With the COVID-19 pandemic forcing Major League Baseball and its 30 clubs to shutter their facilities and send their players home this Spring, the start of the 2020 season has been left in limbo with little-to-no light at the end of the tunnel.
While recording the debut episode of the Chicago Dugout Podcast, my co-host Austin Bloomberg asked the question, “what would an abbreviated 2020 look like?”
Honestly, with everything that has rapidly transpired over the last two or three weeks, I hadn’t given it much real thought. So I did that, and here’s what I came up with.
This timeline is contingent on the current trend of “stay-at-home” orders remaining in place, and that we’re able to see some return to normalcy towards the end of May.

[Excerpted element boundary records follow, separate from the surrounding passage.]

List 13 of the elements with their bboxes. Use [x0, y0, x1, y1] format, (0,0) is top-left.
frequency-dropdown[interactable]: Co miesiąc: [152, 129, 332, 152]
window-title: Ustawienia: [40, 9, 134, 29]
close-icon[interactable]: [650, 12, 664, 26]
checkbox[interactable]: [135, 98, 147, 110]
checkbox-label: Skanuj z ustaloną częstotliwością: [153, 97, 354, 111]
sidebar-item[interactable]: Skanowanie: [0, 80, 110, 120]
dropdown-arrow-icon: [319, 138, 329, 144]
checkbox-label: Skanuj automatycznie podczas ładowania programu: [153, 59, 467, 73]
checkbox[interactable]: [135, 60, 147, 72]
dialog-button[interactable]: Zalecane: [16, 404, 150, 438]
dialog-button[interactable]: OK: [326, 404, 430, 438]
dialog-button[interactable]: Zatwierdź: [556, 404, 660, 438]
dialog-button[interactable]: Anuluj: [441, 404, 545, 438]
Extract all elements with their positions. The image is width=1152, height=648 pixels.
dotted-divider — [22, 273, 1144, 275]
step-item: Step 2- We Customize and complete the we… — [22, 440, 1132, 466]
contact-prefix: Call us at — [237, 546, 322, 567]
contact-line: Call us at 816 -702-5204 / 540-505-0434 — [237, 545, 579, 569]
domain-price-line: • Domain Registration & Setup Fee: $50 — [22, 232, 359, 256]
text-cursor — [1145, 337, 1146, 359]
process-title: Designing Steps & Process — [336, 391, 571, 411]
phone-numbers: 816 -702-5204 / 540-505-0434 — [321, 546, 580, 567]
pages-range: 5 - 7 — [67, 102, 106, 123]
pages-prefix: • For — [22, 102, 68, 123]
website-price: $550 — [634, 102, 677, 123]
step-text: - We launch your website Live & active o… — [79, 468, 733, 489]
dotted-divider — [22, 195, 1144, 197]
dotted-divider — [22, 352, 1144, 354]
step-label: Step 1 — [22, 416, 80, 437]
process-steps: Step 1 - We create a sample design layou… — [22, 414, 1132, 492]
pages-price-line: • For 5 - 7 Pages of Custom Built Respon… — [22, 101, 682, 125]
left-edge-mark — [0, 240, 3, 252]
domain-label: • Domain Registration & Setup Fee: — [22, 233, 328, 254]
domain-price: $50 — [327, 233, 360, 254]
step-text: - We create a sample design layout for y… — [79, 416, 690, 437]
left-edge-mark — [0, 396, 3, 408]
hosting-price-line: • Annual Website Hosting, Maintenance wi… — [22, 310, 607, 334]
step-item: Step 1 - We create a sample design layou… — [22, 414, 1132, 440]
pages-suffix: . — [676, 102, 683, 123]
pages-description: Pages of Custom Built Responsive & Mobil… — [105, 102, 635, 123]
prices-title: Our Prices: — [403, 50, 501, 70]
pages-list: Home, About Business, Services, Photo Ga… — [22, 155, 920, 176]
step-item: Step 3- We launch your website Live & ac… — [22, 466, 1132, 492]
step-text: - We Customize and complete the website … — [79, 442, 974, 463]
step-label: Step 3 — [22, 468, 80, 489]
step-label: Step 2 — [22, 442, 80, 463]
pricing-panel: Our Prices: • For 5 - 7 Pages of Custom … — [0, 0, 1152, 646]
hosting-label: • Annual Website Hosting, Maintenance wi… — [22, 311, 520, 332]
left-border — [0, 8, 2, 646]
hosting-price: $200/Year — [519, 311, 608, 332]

If that’s the case, clubs can use what they have to work with in the month of June to run an abbreviated camp, whether that be at their normal Spring Training facility, or at their ballpark with the weather pretty nice at that point.
- Each team will play a revised and condensed schedule of 88 games that will commence on July 3, 2020 and conclude after the week of October 5, 2020. This would allow the Postseason to begin the week of October 12, 2020.
- Interleague play will be scrapped for the 2020 season.
- Teams will play a total of 48 games against their divisional opponents; six at their home ballpark, and six on the road.
- Teams will play a total of 40 games against the non-divisional opponents; two at their home ballpark, and two on the road.
- Teams will be allowed to expand their regular season roster from 26 to 28, allowing each club to carry 14 positional players and 14 pitchers to prevent any fatigue concerns from the abbreviated schedule.
- The 2020 MLB All-Star Game will take place after the World Series, and the Los Angeles Dodgers will still host. Voting will take place during the Postseason.
Curious as to what this might look like? Fear not, I’ve took the liberty of creating a revised 2020 schedule for the Chicago White Sox under the parameters listed above.
As you can see in the graphic above, the White Sox will open their 2020 season under the lights at Guaranteed Rate Field on Friday, July 3 against the Kansas City Royals.
The White Sox and all of Major League Baseball will open the 2020 season with a celebration of the return of America’s pastime, on the weekend of America’s Independence.
Once play begins, I’ve inserted just two days off for the Sox in July, which will be their least amount of days off in a single month during the schedule.
In August the club gets three days off, and plays a balanced mixture of home and away games. The theme I tried to stick with was five-game home or road trips, but from time-to-time I had to deviate to a shorter or longer homestand or road trip.
In September, I’ve given the White Sox another three days of rest in between their schedule which becomes very American League Central heavy down the stretch in traditional fashion.
Finally in October, the Sox finish out their 2020 regular season schedule with a six-game road trip to Cleveland, and Minnesota, setting up a potential race to the finish for the division title if the club is competitive enough to warrant it.
The season wraps up on Wednesday for the Sox, and will likely be completed sometime between Wednesday and Friday for the rest of the league, giving teams a weekend of rest before the Postseason kicks off during the second week of October.
This revised schedule accomplishes a few things. First and foremost, it allows for there to be an actual 2020 season. It also allows fans to reunite with their beloved baseball on the weekend that’s as synonymous with the sport as beer and Cracker Jacks.
It’ll allow the Los Angeles Dodgers — and the City of Los Angeles — to keep the All-Star Game, given their warm climate, and allow players to experience the once in a lifetime opportunity of playing in the mid-summer classic.
Aside from the physical presence of baseball and the obvious nostalgia, this plan allows teams to complete over 50 percent of their regular schedule, gives fans with season ticket packages a crack at attending just over 50 percent of said games, and keeps a balanced schedule that will allow teams to battle into the fall for the grandest jewel of them all, a World Series championship.